State Bank of India a déclaré vendredi que la crise au Moyen-Orient ne remettait pas en cause ses prévisions de croissance du crédit ni de marge nette d'intérêt pour l'exercice budgétaire en cours, tout en avertissant qu'un conflit prolongé pourrait peser sur la demande de prêts.

La guerre impliquant l'Iran, qui dure depuis plus de deux mois, menace de doper l'inflation et de ralentir la croissance du troisième importateur mondial de pétrole, dont l'essentiel des approvisionnements en hydrocarbures dépend du Moyen-Orient.

Une guerre s'étirant sur cinq ou six mois pourrait freiner la demande de consommation et l'activité économique de la troisième puissance d'Asie, a déclaré aux journalistes C.S. Setty, le président de la plus grande banque indienne, en particulier si l'inflation dépasse l'objectif de 4% fixé par la banque centrale.

La demande de crédit en Inde est restée soutenue au cours du trimestre clos en mars, portée par la vigueur des emprunts des particuliers et des entreprises.

SBI continue d'observer une demande de crédit robuste sur la période avril-juin, a précisé M. Setty.

Le prêteur a maintenu sa prévision de croissance des prêts entre 13% et 15% pour l'exercice ayant débuté en avril, ainsi que son estimation d'une marge nette d'intérêt d'environ 3%.

Plus tôt dans la journée, SBI a publié un bénéfice trimestriel inférieur aux attentes des analystes, provoquant une chute de son action de 6,7%, soit son plus fort repli en une seule séance depuis près de deux ans.

Le marché dans son ensemble a reculé de 0,62%, le regain de tensions entre les États-Unis et l'Iran ayant pesé sur les places mondiales.

LES PERTES DE TRÉSORERIE PÈSENT SUR LE RÉSULTAT TRIMESTRIEL

Les résultats de SBI pour le trimestre clos en mars ont été plombés par l'effondrement des revenus de trésorerie, la remontée des rendements obligataires ayant pesé sur la valorisation des portefeuilles de dette, tandis que les restrictions sur l'arbitrage de change ont engendré des pertes.

La Reserve Bank of India a imposé ces restrictions de change pour protéger une roupie en perte de vitesse durant la dernière semaine de mars, entraînant des pertes de 570 millions de roupies pour SBI sur un portefeuille d'arbitrage de 5 milliards de dollars.
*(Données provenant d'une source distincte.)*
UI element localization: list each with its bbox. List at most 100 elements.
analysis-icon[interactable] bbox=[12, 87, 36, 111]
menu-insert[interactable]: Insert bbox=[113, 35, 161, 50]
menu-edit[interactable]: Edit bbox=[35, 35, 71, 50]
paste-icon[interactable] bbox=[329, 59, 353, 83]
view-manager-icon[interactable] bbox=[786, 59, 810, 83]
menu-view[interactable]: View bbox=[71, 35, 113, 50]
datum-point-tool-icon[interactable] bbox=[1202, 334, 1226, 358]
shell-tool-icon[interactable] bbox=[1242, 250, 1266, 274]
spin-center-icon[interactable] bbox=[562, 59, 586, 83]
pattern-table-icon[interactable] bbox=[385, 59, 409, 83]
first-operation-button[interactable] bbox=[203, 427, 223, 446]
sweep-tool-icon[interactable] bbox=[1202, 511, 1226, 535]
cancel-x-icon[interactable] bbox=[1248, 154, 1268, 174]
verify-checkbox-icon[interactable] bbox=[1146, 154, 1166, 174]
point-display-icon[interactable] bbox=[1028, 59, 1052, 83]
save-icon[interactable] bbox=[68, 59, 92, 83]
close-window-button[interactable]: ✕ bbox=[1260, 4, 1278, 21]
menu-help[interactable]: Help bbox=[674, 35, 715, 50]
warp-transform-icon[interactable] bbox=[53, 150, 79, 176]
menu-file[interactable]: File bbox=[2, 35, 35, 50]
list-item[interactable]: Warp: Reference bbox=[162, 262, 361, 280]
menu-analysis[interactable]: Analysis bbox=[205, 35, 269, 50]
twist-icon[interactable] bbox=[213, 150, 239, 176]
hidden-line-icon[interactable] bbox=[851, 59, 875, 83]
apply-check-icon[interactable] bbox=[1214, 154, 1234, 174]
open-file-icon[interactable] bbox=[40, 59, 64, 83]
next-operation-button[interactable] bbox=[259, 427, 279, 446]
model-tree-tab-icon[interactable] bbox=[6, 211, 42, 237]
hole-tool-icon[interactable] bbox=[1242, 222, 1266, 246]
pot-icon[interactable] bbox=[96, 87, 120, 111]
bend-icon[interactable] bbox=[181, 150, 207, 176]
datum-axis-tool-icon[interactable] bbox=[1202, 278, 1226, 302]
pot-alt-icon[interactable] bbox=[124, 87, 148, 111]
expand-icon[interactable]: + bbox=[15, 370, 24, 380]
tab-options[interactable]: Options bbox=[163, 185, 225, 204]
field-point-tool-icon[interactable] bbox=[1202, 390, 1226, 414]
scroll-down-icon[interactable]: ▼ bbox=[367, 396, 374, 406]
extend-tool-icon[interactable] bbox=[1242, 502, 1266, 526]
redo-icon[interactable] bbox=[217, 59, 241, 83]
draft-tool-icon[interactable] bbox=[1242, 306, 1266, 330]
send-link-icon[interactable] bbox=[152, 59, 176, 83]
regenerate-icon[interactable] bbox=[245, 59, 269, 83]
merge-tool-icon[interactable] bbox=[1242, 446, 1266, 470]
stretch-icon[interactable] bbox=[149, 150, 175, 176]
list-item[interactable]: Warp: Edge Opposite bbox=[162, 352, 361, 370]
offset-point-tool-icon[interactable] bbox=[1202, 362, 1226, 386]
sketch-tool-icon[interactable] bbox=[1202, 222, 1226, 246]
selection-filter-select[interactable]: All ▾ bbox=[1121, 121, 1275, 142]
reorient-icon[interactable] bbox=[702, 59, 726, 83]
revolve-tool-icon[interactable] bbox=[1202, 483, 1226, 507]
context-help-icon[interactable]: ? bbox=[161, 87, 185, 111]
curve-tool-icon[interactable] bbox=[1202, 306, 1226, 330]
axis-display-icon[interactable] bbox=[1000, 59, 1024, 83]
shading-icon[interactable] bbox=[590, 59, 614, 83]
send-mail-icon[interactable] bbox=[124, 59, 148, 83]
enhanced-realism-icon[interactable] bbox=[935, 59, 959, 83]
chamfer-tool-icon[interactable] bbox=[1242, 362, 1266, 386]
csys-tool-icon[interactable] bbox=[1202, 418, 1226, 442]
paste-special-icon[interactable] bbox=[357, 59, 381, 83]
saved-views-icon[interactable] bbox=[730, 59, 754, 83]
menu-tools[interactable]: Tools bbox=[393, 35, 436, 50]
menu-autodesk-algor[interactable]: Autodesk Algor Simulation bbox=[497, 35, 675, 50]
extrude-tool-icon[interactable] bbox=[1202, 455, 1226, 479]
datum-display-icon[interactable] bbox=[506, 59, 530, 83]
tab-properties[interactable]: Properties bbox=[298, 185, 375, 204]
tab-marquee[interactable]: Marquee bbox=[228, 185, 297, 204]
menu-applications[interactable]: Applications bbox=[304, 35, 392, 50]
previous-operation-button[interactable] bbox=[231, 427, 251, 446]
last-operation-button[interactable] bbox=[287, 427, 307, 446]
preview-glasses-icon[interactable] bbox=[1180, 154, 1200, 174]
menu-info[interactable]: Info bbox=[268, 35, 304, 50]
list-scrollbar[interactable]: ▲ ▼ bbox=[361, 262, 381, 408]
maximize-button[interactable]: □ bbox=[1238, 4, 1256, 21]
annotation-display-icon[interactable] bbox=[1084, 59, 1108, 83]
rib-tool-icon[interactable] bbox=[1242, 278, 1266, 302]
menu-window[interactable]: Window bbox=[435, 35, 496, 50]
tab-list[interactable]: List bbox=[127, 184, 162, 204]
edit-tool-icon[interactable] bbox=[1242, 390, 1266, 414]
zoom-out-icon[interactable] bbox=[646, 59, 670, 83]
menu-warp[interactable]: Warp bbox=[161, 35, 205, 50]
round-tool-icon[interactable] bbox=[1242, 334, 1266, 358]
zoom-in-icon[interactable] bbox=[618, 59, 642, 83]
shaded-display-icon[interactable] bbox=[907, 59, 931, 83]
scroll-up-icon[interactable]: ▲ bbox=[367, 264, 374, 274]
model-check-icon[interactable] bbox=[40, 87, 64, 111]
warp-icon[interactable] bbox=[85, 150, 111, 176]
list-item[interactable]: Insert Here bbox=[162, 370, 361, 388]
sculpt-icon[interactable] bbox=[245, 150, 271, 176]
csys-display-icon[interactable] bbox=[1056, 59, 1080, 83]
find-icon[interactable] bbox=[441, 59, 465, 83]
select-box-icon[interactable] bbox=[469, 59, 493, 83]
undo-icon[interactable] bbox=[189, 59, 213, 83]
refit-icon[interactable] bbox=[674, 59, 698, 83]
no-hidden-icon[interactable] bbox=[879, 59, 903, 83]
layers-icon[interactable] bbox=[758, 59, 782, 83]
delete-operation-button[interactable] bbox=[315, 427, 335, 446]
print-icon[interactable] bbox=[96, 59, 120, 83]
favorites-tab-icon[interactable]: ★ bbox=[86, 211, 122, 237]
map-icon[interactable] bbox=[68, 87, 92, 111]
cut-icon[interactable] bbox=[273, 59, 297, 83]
La plupart de ces mesures ont été levées depuis.

Globalement, les revenus issus des opérations de trésorerie de SBI ont plongé à 12,59 milliards de roupies, contre 89,91 milliards un an plus tôt.

Le produit de l'activité de prêt traditionnelle a progressé de 4,1%, bien que la marge nette d'intérêt se soit contractée à 2,8% contre 2,98% au trimestre précédent.

La qualité des actifs de la banque s'est améliorée, le ratio de créances douteuses brutes tombant à 1,49% du total des prêts, contre 1,57% fin décembre.

Le bénéfice net de SBI en social a progressé de 5,6% à 196,84 milliards de roupies, manquant les prévisions des analystes qui tablaient sur 203,12 milliards de roupies, selon les données compilées par LSEG.